In the classic 1972 film “Jeremiah Johnson,” a character tells the mountain man (Robert Redford) “A tribe’s greatness is figured on how mighty its enemies be.”
The same is true in politics.
And Vicki Schmidt has some mighty enemies as she runs for governor of Kansas.
A Washington-area dark money super PAC calling itself the “School Freedom Fund” has dedicated $2 million to airing artificial intelligence-generated attack ads on Schmidt, the Kansas insurance commissioner, as she seeks the Republican nomination for governor in the Aug. 4 primary.
If you haven’t heard of the School Freedom Fund, it’s an offshoot of the Club for Growth, a nationwide billionaire boys’ club that wants to privatize public education for profit. They simply can’t stomach the idea that money’s being spent somewhere in America, and they’re not getting a piece of the cake.
A lot of Kansans probably won’t remember, but we’ve been down this road before.
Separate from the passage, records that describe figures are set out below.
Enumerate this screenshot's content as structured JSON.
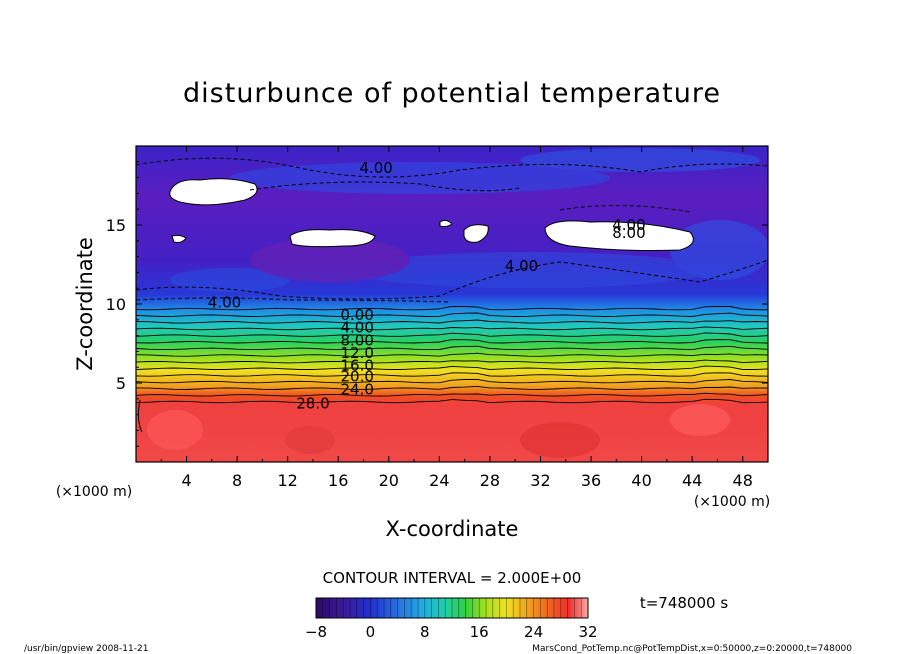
{
  "chart_data": {
    "type": "heatmap",
    "title": "disturbunce of potential temperature",
    "xlabel": "X-coordinate",
    "ylabel": "Z-coordinate",
    "x_unit": "(×1000 m)",
    "z_unit": "(×1000 m)",
    "xlim": [
      0,
      50
    ],
    "ylim": [
      0,
      20
    ],
    "x_ticks": [
      "4",
      "8",
      "12",
      "16",
      "20",
      "24",
      "28",
      "32",
      "36",
      "40",
      "44",
      "48"
    ],
    "y_ticks": [
      "5",
      "10",
      "15"
    ],
    "contour_interval_label": "CONTOUR INTERVAL = 2.000E+00",
    "time_label": "t=748000 s",
    "contour_labels": [
      {
        "text": "4.00",
        "x": 19.0,
        "z": 18.6
      },
      {
        "text": "4.00",
        "x": 39.0,
        "z": 15.0
      },
      {
        "text": "8.00",
        "x": 39.0,
        "z": 14.5
      },
      {
        "text": "4.00",
        "x": 30.5,
        "z": 12.4
      },
      {
        "text": "4.00",
        "x": 7.0,
        "z": 10.1
      },
      {
        "text": "0.00",
        "x": 17.5,
        "z": 9.3
      },
      {
        "text": "4.00",
        "x": 17.5,
        "z": 8.5
      },
      {
        "text": "8.00",
        "x": 17.5,
        "z": 7.7
      },
      {
        "text": "12.0",
        "x": 17.5,
        "z": 6.9
      },
      {
        "text": "16.0",
        "x": 17.5,
        "z": 6.1
      },
      {
        "text": "20.0",
        "x": 17.5,
        "z": 5.4
      },
      {
        "text": "24.0",
        "x": 17.5,
        "z": 4.6
      },
      {
        "text": "28.0",
        "x": 14.0,
        "z": 3.7
      }
    ],
    "color_scale": {
      "min": -8,
      "max": 32,
      "tick_labels": [
        "−8",
        "0",
        "8",
        "16",
        "24",
        "32"
      ],
      "colors": [
        "#2a0a6a",
        "#3c1a9a",
        "#2030d0",
        "#2a70e0",
        "#20b0e0",
        "#20d0a0",
        "#30d040",
        "#a0e020",
        "#f0e020",
        "#f0a020",
        "#f06020",
        "#f03030",
        "#f04848"
      ]
    }
  },
  "footer": {
    "left": "/usr/bin/gpview  2008-11-21",
    "right": "MarsCond_PotTemp.nc@PotTempDist,x=0:50000,z=0:20000,t=748000"
  }
}
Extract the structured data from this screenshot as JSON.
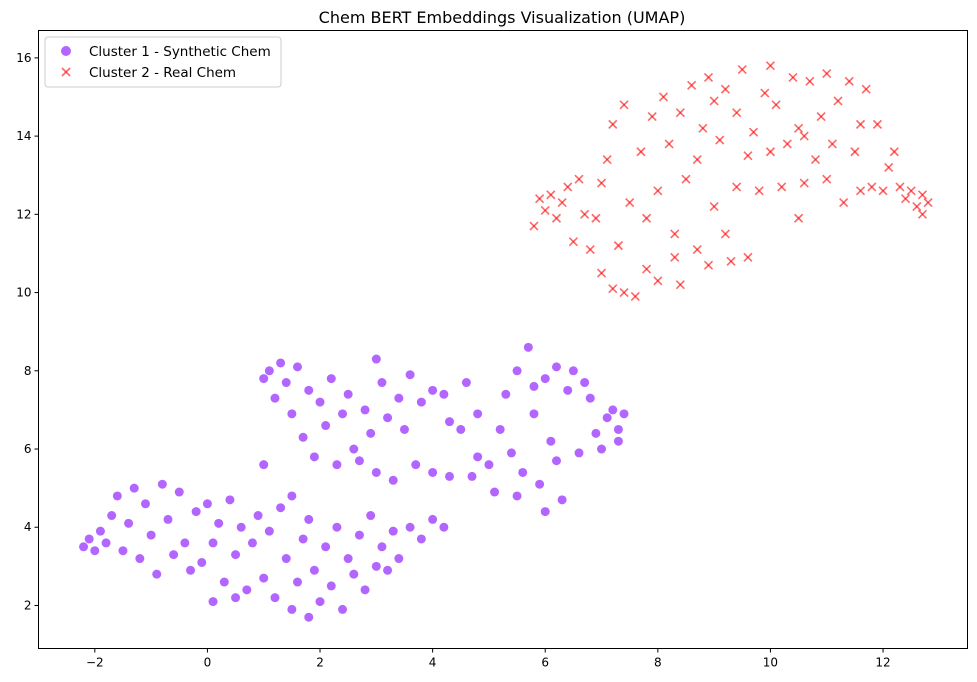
{
  "chart_data": {
    "type": "scatter",
    "title": "Chem BERT Embeddings Visualization (UMAP)",
    "xlabel": "",
    "ylabel": "",
    "xlim": [
      -3.0,
      13.5
    ],
    "ylim": [
      0.9,
      16.7
    ],
    "xticks": [
      -2,
      0,
      2,
      4,
      6,
      8,
      10,
      12
    ],
    "yticks": [
      2,
      4,
      6,
      8,
      10,
      12,
      14,
      16
    ],
    "grid": false,
    "legend_position": "top-left",
    "series": [
      {
        "name": "Cluster 1 - Synthetic Chem",
        "marker": "circle",
        "color": "#8000ff",
        "alpha": 0.6,
        "points": [
          [
            -2.2,
            3.5
          ],
          [
            -2.1,
            3.7
          ],
          [
            -2.0,
            3.4
          ],
          [
            -1.9,
            3.9
          ],
          [
            -1.8,
            3.6
          ],
          [
            -1.7,
            4.3
          ],
          [
            -1.6,
            4.8
          ],
          [
            -1.5,
            3.4
          ],
          [
            -1.4,
            4.1
          ],
          [
            -1.3,
            5.0
          ],
          [
            -1.2,
            3.2
          ],
          [
            -1.1,
            4.6
          ],
          [
            -1.0,
            3.8
          ],
          [
            -0.9,
            2.8
          ],
          [
            -0.8,
            5.1
          ],
          [
            -0.7,
            4.2
          ],
          [
            -0.6,
            3.3
          ],
          [
            -0.5,
            4.9
          ],
          [
            -0.4,
            3.6
          ],
          [
            -0.3,
            2.9
          ],
          [
            -0.2,
            4.4
          ],
          [
            -0.1,
            3.1
          ],
          [
            0.0,
            4.6
          ],
          [
            0.1,
            2.1
          ],
          [
            0.1,
            3.6
          ],
          [
            0.2,
            4.1
          ],
          [
            0.3,
            2.6
          ],
          [
            0.4,
            4.7
          ],
          [
            0.5,
            3.3
          ],
          [
            0.5,
            2.2
          ],
          [
            0.6,
            4.0
          ],
          [
            0.7,
            2.4
          ],
          [
            0.8,
            3.6
          ],
          [
            0.9,
            4.3
          ],
          [
            1.0,
            2.7
          ],
          [
            1.0,
            5.6
          ],
          [
            1.1,
            3.9
          ],
          [
            1.2,
            2.2
          ],
          [
            1.3,
            4.5
          ],
          [
            1.4,
            3.2
          ],
          [
            1.5,
            1.9
          ],
          [
            1.5,
            4.8
          ],
          [
            1.6,
            2.6
          ],
          [
            1.7,
            3.7
          ],
          [
            1.8,
            1.7
          ],
          [
            1.8,
            4.2
          ],
          [
            1.9,
            2.9
          ],
          [
            2.0,
            2.1
          ],
          [
            2.1,
            3.5
          ],
          [
            2.2,
            2.5
          ],
          [
            2.3,
            4.0
          ],
          [
            2.4,
            1.9
          ],
          [
            2.5,
            3.2
          ],
          [
            2.6,
            2.8
          ],
          [
            2.7,
            3.8
          ],
          [
            2.8,
            2.4
          ],
          [
            2.9,
            4.3
          ],
          [
            3.0,
            3.0
          ],
          [
            3.1,
            3.5
          ],
          [
            3.2,
            2.9
          ],
          [
            3.3,
            3.9
          ],
          [
            3.4,
            3.2
          ],
          [
            3.6,
            4.0
          ],
          [
            3.8,
            3.7
          ],
          [
            4.0,
            4.2
          ],
          [
            4.2,
            4.0
          ],
          [
            1.0,
            7.8
          ],
          [
            1.1,
            8.0
          ],
          [
            1.2,
            7.3
          ],
          [
            1.3,
            8.2
          ],
          [
            1.4,
            7.7
          ],
          [
            1.5,
            6.9
          ],
          [
            1.6,
            8.1
          ],
          [
            1.7,
            6.3
          ],
          [
            1.8,
            7.5
          ],
          [
            1.9,
            5.8
          ],
          [
            2.0,
            7.2
          ],
          [
            2.1,
            6.6
          ],
          [
            2.2,
            7.8
          ],
          [
            2.3,
            5.6
          ],
          [
            2.4,
            6.9
          ],
          [
            2.5,
            7.4
          ],
          [
            2.6,
            6.0
          ],
          [
            2.7,
            5.7
          ],
          [
            2.8,
            7.0
          ],
          [
            2.9,
            6.4
          ],
          [
            3.0,
            8.3
          ],
          [
            3.0,
            5.4
          ],
          [
            3.1,
            7.7
          ],
          [
            3.2,
            6.8
          ],
          [
            3.3,
            5.2
          ],
          [
            3.4,
            7.3
          ],
          [
            3.5,
            6.5
          ],
          [
            3.6,
            7.9
          ],
          [
            3.7,
            5.6
          ],
          [
            3.8,
            7.2
          ],
          [
            4.0,
            7.5
          ],
          [
            4.2,
            7.4
          ],
          [
            4.3,
            6.7
          ],
          [
            4.5,
            6.5
          ],
          [
            4.6,
            7.7
          ],
          [
            4.8,
            6.9
          ],
          [
            4.0,
            5.4
          ],
          [
            4.3,
            5.3
          ],
          [
            4.7,
            5.3
          ],
          [
            4.8,
            5.8
          ],
          [
            5.0,
            5.6
          ],
          [
            5.1,
            4.9
          ],
          [
            5.2,
            6.5
          ],
          [
            5.3,
            7.4
          ],
          [
            5.4,
            5.9
          ],
          [
            5.5,
            8.0
          ],
          [
            5.6,
            5.4
          ],
          [
            5.7,
            8.6
          ],
          [
            5.8,
            6.9
          ],
          [
            5.9,
            5.1
          ],
          [
            6.0,
            4.4
          ],
          [
            6.0,
            7.8
          ],
          [
            6.1,
            6.2
          ],
          [
            6.2,
            5.7
          ],
          [
            6.3,
            4.7
          ],
          [
            6.4,
            7.5
          ],
          [
            6.5,
            8.0
          ],
          [
            6.6,
            5.9
          ],
          [
            6.7,
            7.7
          ],
          [
            6.8,
            7.3
          ],
          [
            6.9,
            6.4
          ],
          [
            7.0,
            6.0
          ],
          [
            7.1,
            6.8
          ],
          [
            7.2,
            7.0
          ],
          [
            7.3,
            6.5
          ],
          [
            7.4,
            6.9
          ],
          [
            5.5,
            4.8
          ],
          [
            5.8,
            7.6
          ],
          [
            6.2,
            8.1
          ],
          [
            7.3,
            6.2
          ]
        ]
      },
      {
        "name": "Cluster 2 - Real Chem",
        "marker": "x",
        "color": "#ff0000",
        "alpha": 0.6,
        "points": [
          [
            5.8,
            11.7
          ],
          [
            5.9,
            12.4
          ],
          [
            6.0,
            12.1
          ],
          [
            6.2,
            11.9
          ],
          [
            6.3,
            12.3
          ],
          [
            6.4,
            12.7
          ],
          [
            6.5,
            11.3
          ],
          [
            6.6,
            12.9
          ],
          [
            6.7,
            12.0
          ],
          [
            6.8,
            11.1
          ],
          [
            6.9,
            11.9
          ],
          [
            7.0,
            12.8
          ],
          [
            7.0,
            10.5
          ],
          [
            7.1,
            13.4
          ],
          [
            7.2,
            14.3
          ],
          [
            7.2,
            10.1
          ],
          [
            7.3,
            11.2
          ],
          [
            7.4,
            14.8
          ],
          [
            7.4,
            10.0
          ],
          [
            7.5,
            12.3
          ],
          [
            7.6,
            9.9
          ],
          [
            7.7,
            13.6
          ],
          [
            7.8,
            11.9
          ],
          [
            7.8,
            10.6
          ],
          [
            7.9,
            14.5
          ],
          [
            8.0,
            12.6
          ],
          [
            8.0,
            10.3
          ],
          [
            8.1,
            15.0
          ],
          [
            8.2,
            13.8
          ],
          [
            8.3,
            11.5
          ],
          [
            8.4,
            10.2
          ],
          [
            8.4,
            14.6
          ],
          [
            8.5,
            12.9
          ],
          [
            8.6,
            15.3
          ],
          [
            8.7,
            11.1
          ],
          [
            8.7,
            13.4
          ],
          [
            8.8,
            14.2
          ],
          [
            8.9,
            10.7
          ],
          [
            8.9,
            15.5
          ],
          [
            9.0,
            12.2
          ],
          [
            9.1,
            13.9
          ],
          [
            9.2,
            11.5
          ],
          [
            9.2,
            15.2
          ],
          [
            9.3,
            10.8
          ],
          [
            9.4,
            14.6
          ],
          [
            9.4,
            12.7
          ],
          [
            9.5,
            15.7
          ],
          [
            9.6,
            13.5
          ],
          [
            9.6,
            10.9
          ],
          [
            9.7,
            14.1
          ],
          [
            9.8,
            12.6
          ],
          [
            9.9,
            15.1
          ],
          [
            10.0,
            13.6
          ],
          [
            10.0,
            15.8
          ],
          [
            10.1,
            14.8
          ],
          [
            10.2,
            12.7
          ],
          [
            10.3,
            13.8
          ],
          [
            10.4,
            15.5
          ],
          [
            10.5,
            11.9
          ],
          [
            10.5,
            14.2
          ],
          [
            10.6,
            12.8
          ],
          [
            10.7,
            15.4
          ],
          [
            10.8,
            13.4
          ],
          [
            10.9,
            14.5
          ],
          [
            11.0,
            12.9
          ],
          [
            11.0,
            15.6
          ],
          [
            11.1,
            13.8
          ],
          [
            11.2,
            14.9
          ],
          [
            11.3,
            12.3
          ],
          [
            11.4,
            15.4
          ],
          [
            11.5,
            13.6
          ],
          [
            11.6,
            14.3
          ],
          [
            11.6,
            12.6
          ],
          [
            11.7,
            15.2
          ],
          [
            11.8,
            12.7
          ],
          [
            11.9,
            14.3
          ],
          [
            12.0,
            12.6
          ],
          [
            12.1,
            13.2
          ],
          [
            12.2,
            13.6
          ],
          [
            12.3,
            12.7
          ],
          [
            12.4,
            12.4
          ],
          [
            12.5,
            12.6
          ],
          [
            12.6,
            12.2
          ],
          [
            12.7,
            12.0
          ],
          [
            12.7,
            12.5
          ],
          [
            12.8,
            12.3
          ],
          [
            6.1,
            12.5
          ],
          [
            8.3,
            10.9
          ],
          [
            9.0,
            14.9
          ],
          [
            10.6,
            14.0
          ]
        ]
      }
    ]
  }
}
Starting in 1995, Wichita turned over four schools to the for-profit Edison Schools project. The experiment ended seven years later, amid high costs, declining enrollment, disappointing test scores and massive teacher turnover.
Try it again? No thanks.
If we all could vote, Schmidt would win
If Republicans do nominate Schmidt, it would practically guarantee the GOP would take back the governor’s office after eight years of Democratic Gov. Laura Kelly.
Schmidt’s well-liked across the political spectrum, one of the last practitioners of the kind of moderate Republicanism that used to be the rule in Kansas politics.